One appliance in our household had the curious and dichotomous title of least functioning (saying something in our trailer) and most beloved: the TV.
We got three channels. Kinda. We just had snapped off rabbit ears because cable didn't come our to where we were from (not that the rents would have shelled out the cash to waste even more of our time). Getting the receiver to work involved shoving pillows back by the antennae (whether to hold them in place or as a dielectric, I don't know) and my personal favorite, having someone stand in the middle of the room. I don't know why this helped. But it did. Sometimes we'd stack pillows on a chair to try to simulate a person, which was less effective. Mom's sewing machine also sent the poor contraption into fits. I have studied physics and engineering for almost four years now. I have no idea how any of this works.
Really, the TV was meant for one thing, and one thing only (besides watching Masters of the Universe): Saturday morning cartoons. Nothing has ever gotten me out of bed so early quite as well as SMCs; I even got up hours before in anticipation sometimes. The first kid up would always turn on the TV, but not before placing our massive floor pillow (an entry in itself) over the speaker while we had to pound on the metal buttons to quite the static before we got it to the right channel so mom and dad wouldn't wake up and tell us to go to back to bed. X-men, Spiderman, Batman, Animaniacs: we all had our different favorites, and there were some we all loved (The Tick!!!!).

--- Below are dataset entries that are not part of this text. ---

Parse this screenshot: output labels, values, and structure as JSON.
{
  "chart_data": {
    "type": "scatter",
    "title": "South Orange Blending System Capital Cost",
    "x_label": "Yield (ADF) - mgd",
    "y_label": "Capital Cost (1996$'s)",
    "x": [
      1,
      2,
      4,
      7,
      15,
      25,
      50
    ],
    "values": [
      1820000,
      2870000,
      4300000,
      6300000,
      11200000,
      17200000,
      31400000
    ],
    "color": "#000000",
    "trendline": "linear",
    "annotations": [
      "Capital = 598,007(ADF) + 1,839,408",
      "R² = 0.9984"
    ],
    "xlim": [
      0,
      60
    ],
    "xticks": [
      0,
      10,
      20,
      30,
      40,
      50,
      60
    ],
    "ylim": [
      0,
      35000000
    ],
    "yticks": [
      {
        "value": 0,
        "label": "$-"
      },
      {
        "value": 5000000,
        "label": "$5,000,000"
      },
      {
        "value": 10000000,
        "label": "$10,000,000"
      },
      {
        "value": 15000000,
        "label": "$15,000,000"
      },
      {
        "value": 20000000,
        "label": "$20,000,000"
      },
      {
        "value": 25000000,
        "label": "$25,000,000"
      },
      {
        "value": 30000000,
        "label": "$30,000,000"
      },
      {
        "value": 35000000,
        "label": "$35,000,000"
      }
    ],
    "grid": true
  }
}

Other fun times with the TV were Saturday nights when we all rushed through showers to miss as little of Star Trek or Walker: Texas Ranger as possible.
We also just watched a lot of mindless TV, Fresh Prince and Home Improvement. We absorbed the stuff like sponges. I think in response to that, I now rarely watch TV.
Just when the poor contraption seemed to be at its nadir, Tracy and I discovered the wonders of running a cow magnet over the screen. The bizarrely warping colors were fascinating, much more so than reruns of Ghostwriter. However, each time we moved the magnet close, a little more of the color change became permanent, and pretty soon we had an all green TV. It eventually returned mostly to normal, except for a big green patch in the corner. Ahh, good times.
Any other thoughts on that wonderful hunk of scrap?
Subscribe to:
Post Comments (Atom)
4 comments:
It really was a hunk of scrap. Don't know if you young uns remember the times we'd rent a VCR from the movie store? It came in a huge plastic briefcase. Those were exciting nights. Whatever happened to that ginormous orange pillow? I hope it's been properly disposed of . . . who knows what's living in that thing. Come to think of it, Mom might have re-covered it, and it might be sitting in their living room today, disguised in blue denim. Ewwwww
Haha, the very same.
There's no need to pretend you don't unconditionally love that pillow. I only vaguely remember the rental nights. But I do remember sitting on the couch for after-shower hygiene activities. There was nothing better than being squeaky clean getting your ears gouged and fingernails clipped too short while seeing Picard getting his game on.
We aren't even talking about the older TV's - the one with wicker speaker covers and dials, and the odler B&W one with the multiple dials.
Regarding making the unsuspecting passer-by stand still to enhance reception: I have worked in the manufacture of high-end RF products for over a year, and I have determined that there is a lot of black magic in the tuning of RF equipment.
But we sure used to fight over the front and center orange pillow spot with the zigzagging American-pride Afghan.
I think the Simpsons and Mom's betrayal warrant a separate entry...
the pillow is actually alive and well in the loft of the parents' house. it's sort of dark blue fabric now.